In any case, although the molecular basis for our findings is not clear, we believe that the clinical impact of our findings is important. First, the persistence of endothelial dysfunction, which is a strong predictor of a cardiovascular event (4), even when glycemia is normalized, may help to explain the recent results from the Diabetes Control and Complications Trial/Epidemiology of Diabetes Interventions and Complications study, which showed, for the first time, the influence of the early glycemic control on the progression to macrovascular events (3). Also of relevance is the evidence that in our study nitrotyrosine is still elevated even in the presence of near-normal glycemia, because nitrotyrosine has been shown to be an independent predictor of cardiovascular disease (37). Furthermore, our data seem to confirm that early continuous aggressive treatment of glycemia is important to avoid future complications. Incidentally, in our opinion, the recent findings showing the existence of a continuum between the values of glycemia, endothelial dysfunction, and the risk of a cardiovascular event, even in nondiabetic patients, supports this concept (38,39).

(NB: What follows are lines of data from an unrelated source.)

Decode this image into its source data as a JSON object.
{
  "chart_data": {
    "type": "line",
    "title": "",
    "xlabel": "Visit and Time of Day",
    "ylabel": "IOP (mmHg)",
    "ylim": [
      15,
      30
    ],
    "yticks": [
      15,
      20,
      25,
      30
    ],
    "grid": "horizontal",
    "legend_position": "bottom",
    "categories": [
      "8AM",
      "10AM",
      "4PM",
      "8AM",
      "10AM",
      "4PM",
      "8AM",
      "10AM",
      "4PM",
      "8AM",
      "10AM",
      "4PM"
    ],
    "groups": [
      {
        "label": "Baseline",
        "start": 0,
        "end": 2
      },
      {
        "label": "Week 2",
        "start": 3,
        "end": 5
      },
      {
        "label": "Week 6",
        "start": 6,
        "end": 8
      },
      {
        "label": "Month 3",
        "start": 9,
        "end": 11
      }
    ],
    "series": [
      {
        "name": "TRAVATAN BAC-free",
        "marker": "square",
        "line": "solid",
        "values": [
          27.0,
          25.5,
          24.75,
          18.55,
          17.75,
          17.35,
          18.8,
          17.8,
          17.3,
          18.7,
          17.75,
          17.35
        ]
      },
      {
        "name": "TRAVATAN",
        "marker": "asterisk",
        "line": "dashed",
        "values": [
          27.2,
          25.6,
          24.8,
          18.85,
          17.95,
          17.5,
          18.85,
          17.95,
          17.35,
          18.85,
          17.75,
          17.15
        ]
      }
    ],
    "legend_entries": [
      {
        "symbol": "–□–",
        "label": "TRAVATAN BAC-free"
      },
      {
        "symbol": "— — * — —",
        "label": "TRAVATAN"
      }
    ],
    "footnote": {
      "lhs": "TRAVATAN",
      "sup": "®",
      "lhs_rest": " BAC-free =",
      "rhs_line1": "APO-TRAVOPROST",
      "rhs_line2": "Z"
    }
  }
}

In summary, our study shows, for the first time, that normalization of both endothelial dysfunction and oxidative stress can be achieved in type 1 diabetic patients, with a combination of near-normalization of glycemia and antioxidant treatment. Future long-term controlled trials may help in understanding the possible clinical impact of this finding on the prognosis of cardiovascular disease in type 1 diabetic patients.